Nevertheless, Appellee's fiduciary status over some plan assets does not establish his fiduciary responsibilities with regard to all plan assets. "[A] person may be an ERISA fiduciary with respect to certain matters but not others, for he has that status only 'to the extent' that he has or exercises the described authority or responsibility." Harris Trust and Sav. Bank v. John Hancock Mut. Life Ins. Co., 302 F.3d 18, 28 (2d Cir. 2002) (quoting F.H. Krear & Co. v. Nineteen Named Trs., 810 F.2d 1250, 1259 (2d Cir.1987). "The personal liability of a fiduciary who is not a named fiduciary is generally limited to the fiduciary functions, which he or she performs with respect to the plan." Questions and Answers Relating to Fiduciary Responsibility under ERISA, 29 C.F.R. § 2509.75-8 (1999) (quoted in NYSA-ILA Med. & Clinical Servs. Fund v. Catucci, 60 F. Supp. 2d 194, 201-202 (S.D.N.Y.1999)).

Appellee admits that he breached his fiduciary duty in relation to the contributions withheld from employee wages. Appellee's Brief (Dkt. No.15) at 4 ("we would agree that the Appellee is personally responsible, as the corporate officer charged with such trust proceeds accountability here, for the requisite fiscal shortfall and deficiency."). However, the parties have reached a separate resolution of those debts and they are not at issue before this Court. Order (Dkt No. 4, Attach. 2) at 6; Joint Stip. of Facts (Dkt. 4, Attach.1) at ¶12. As for the unpaid employer contributions, they are not plan assets, so Appellee cannot bear fiduciary responsibilities to the plan with regard to that money. The personal liability of a breaching fiduciary only attaches "tomake good...any losses to the plan resulting from each such breach." 29 U.S.C. § 1109. Additionally, section 523 makes a debt non-dischargeable only if it was "for fraud or defalcation while acting in a fiduciary capacity," so only Appellee's debts accrued while acting in a fiduciary capacity could fall under this statute.

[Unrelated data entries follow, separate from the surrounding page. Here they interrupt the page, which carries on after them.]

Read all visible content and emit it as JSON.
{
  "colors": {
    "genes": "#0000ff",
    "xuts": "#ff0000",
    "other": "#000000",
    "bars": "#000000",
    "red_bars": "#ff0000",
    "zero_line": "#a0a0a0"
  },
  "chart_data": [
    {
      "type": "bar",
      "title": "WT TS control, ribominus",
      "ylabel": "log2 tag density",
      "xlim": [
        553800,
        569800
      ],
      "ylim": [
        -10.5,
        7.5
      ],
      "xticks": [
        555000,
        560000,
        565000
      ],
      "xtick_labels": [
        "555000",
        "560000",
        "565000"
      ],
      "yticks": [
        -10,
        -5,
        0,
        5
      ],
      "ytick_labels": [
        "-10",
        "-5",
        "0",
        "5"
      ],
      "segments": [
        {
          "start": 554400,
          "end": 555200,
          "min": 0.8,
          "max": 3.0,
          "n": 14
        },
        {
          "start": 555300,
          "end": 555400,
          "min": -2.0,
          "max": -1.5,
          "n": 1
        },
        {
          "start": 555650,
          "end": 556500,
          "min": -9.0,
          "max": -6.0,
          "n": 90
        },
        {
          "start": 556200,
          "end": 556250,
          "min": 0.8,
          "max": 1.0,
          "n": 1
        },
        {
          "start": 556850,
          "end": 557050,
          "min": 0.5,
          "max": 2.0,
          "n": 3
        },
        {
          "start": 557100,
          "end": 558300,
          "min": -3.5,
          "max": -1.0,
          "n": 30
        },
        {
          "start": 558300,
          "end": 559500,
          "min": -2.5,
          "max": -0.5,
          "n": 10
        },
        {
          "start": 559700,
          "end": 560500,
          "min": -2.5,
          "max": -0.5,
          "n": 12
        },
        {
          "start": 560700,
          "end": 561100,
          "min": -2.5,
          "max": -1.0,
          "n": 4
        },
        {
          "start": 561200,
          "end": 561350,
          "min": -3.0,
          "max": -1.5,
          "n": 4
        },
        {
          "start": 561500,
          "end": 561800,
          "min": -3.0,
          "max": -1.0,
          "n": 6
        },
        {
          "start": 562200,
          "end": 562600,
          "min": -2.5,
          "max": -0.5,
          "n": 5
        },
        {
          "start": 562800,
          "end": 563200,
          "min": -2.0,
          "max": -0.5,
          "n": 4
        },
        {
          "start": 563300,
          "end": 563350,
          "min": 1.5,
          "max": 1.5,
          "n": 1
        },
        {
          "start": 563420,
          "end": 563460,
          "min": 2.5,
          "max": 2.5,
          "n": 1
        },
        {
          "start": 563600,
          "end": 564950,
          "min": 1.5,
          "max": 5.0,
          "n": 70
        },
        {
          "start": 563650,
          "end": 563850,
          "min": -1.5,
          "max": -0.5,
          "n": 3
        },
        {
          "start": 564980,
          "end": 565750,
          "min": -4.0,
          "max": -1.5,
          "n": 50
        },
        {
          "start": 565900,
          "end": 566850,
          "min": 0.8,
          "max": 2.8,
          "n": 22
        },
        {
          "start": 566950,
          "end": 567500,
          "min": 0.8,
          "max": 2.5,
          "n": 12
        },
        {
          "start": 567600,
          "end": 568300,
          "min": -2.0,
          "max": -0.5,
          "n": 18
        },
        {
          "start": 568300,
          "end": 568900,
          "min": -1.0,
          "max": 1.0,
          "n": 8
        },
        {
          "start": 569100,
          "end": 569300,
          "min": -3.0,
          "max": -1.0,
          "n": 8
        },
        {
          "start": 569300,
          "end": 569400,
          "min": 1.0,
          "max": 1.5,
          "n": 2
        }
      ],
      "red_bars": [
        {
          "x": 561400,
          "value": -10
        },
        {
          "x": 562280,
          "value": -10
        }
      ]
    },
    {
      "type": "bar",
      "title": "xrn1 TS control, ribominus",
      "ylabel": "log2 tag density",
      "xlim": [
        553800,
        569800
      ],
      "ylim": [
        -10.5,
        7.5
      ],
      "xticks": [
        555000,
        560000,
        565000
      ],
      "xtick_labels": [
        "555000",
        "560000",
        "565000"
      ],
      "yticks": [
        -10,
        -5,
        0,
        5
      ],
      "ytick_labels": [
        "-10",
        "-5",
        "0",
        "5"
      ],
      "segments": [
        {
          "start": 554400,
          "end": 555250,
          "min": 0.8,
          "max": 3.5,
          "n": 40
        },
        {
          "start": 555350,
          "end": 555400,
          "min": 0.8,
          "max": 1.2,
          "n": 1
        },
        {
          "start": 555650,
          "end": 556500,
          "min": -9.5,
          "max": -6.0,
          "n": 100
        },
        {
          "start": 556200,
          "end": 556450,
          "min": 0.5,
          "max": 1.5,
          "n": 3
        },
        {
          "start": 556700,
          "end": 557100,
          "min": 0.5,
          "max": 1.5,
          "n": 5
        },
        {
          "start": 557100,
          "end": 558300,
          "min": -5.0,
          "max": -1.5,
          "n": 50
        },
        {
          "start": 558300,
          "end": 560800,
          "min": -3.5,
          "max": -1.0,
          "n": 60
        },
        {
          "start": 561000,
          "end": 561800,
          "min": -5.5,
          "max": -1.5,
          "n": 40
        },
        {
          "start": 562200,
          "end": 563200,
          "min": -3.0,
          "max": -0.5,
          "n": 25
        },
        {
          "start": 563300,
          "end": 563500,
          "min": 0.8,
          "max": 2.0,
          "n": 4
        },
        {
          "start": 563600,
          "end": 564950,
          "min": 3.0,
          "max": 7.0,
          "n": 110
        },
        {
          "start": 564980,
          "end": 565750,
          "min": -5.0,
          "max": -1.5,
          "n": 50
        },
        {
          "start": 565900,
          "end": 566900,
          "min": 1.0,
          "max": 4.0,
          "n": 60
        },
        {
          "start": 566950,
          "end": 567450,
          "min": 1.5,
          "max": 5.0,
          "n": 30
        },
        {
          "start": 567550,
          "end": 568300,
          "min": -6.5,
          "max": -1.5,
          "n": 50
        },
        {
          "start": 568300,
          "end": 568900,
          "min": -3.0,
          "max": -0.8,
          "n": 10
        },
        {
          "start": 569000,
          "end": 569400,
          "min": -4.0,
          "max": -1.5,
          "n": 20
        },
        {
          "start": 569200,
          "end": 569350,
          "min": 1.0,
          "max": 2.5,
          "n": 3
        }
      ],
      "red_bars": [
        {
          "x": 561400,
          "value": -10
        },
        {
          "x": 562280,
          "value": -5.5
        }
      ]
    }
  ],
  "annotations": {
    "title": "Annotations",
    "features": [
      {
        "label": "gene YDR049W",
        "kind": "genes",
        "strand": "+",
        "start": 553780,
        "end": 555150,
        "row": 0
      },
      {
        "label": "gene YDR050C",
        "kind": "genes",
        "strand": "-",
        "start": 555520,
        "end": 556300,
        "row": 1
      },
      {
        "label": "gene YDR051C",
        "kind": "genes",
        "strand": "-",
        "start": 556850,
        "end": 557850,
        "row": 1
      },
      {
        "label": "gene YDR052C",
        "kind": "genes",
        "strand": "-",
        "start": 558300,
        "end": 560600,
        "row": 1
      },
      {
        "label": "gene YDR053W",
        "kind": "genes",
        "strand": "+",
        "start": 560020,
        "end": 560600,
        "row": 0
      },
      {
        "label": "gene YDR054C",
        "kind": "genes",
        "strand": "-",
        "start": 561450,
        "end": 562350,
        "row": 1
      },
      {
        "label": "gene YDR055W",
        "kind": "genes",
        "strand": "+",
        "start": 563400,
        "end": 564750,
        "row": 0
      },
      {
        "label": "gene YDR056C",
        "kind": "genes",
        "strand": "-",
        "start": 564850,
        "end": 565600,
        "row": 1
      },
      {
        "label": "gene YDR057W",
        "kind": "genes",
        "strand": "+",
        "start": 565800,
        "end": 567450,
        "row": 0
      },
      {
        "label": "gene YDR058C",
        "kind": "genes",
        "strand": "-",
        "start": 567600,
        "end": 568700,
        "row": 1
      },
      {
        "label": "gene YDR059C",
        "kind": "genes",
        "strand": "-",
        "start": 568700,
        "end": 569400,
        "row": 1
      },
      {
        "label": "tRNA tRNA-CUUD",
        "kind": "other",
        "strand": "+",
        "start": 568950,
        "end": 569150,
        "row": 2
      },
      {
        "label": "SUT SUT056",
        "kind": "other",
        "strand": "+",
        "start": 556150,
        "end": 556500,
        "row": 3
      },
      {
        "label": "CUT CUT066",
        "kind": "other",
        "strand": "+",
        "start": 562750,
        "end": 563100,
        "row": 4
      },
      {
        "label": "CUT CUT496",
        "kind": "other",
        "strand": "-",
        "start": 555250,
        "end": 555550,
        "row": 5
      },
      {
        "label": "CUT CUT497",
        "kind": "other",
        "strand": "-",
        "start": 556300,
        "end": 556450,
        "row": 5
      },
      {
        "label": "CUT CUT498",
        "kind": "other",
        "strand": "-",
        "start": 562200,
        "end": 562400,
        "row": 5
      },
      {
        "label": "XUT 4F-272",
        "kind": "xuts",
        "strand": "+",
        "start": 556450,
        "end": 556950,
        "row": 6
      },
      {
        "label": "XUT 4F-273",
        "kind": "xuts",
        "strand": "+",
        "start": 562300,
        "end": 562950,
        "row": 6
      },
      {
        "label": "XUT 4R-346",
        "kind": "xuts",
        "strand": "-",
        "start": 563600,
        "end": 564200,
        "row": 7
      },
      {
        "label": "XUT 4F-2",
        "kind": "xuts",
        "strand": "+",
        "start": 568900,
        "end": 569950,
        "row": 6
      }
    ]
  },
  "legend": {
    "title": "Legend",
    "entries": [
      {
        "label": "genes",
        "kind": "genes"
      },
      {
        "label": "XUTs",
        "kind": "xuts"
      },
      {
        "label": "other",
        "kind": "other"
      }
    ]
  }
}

11 U.S.C. § 523(a). Because Appellee's failure to make the required contributions was not a breach of fiduciary responsibility, neither section applies; Appellee is not a fiduciary, bears no personal liability for the unpaid contributions, and the debt is dischargeable.

C. Availability of Offset

The policies of the Bankruptcy Act and the Second Circuit favor allowing setoff. Bohack Corp. v. Borden, Inc., 599 F.2d 1160, 1165 (2d Cir. 1979); In re Bennett Funding Group, Inc., 146 F.3d 136, 138-9 (2d Cir. 1998). However, for an offset to apply, there must be "a mutual debt" between creditor and debtor. 11 U.S.C. § 553(a). The debt owed to the Benefit Fund is not owed by Appellee, but by HM&E. Since Appellee was found not to be a fiduciary and not to bear personal liability, Plaintiff-Appellants do not hold a valid claim against Appellee based on the unpaid employer contributions. Accordingly, offset is unavailable.

III. Conclusion

Based on the foregoing discussion, it is hereby

ORDERED, that the July 26, 2006 Order of the Bankruptcy Court (Littlefield, B.J.) (Dkt. No. 4, Attach.2) is AFFIRMED; and it is further

ORDERED, that the Clerk serve a copy of this Order on all parties.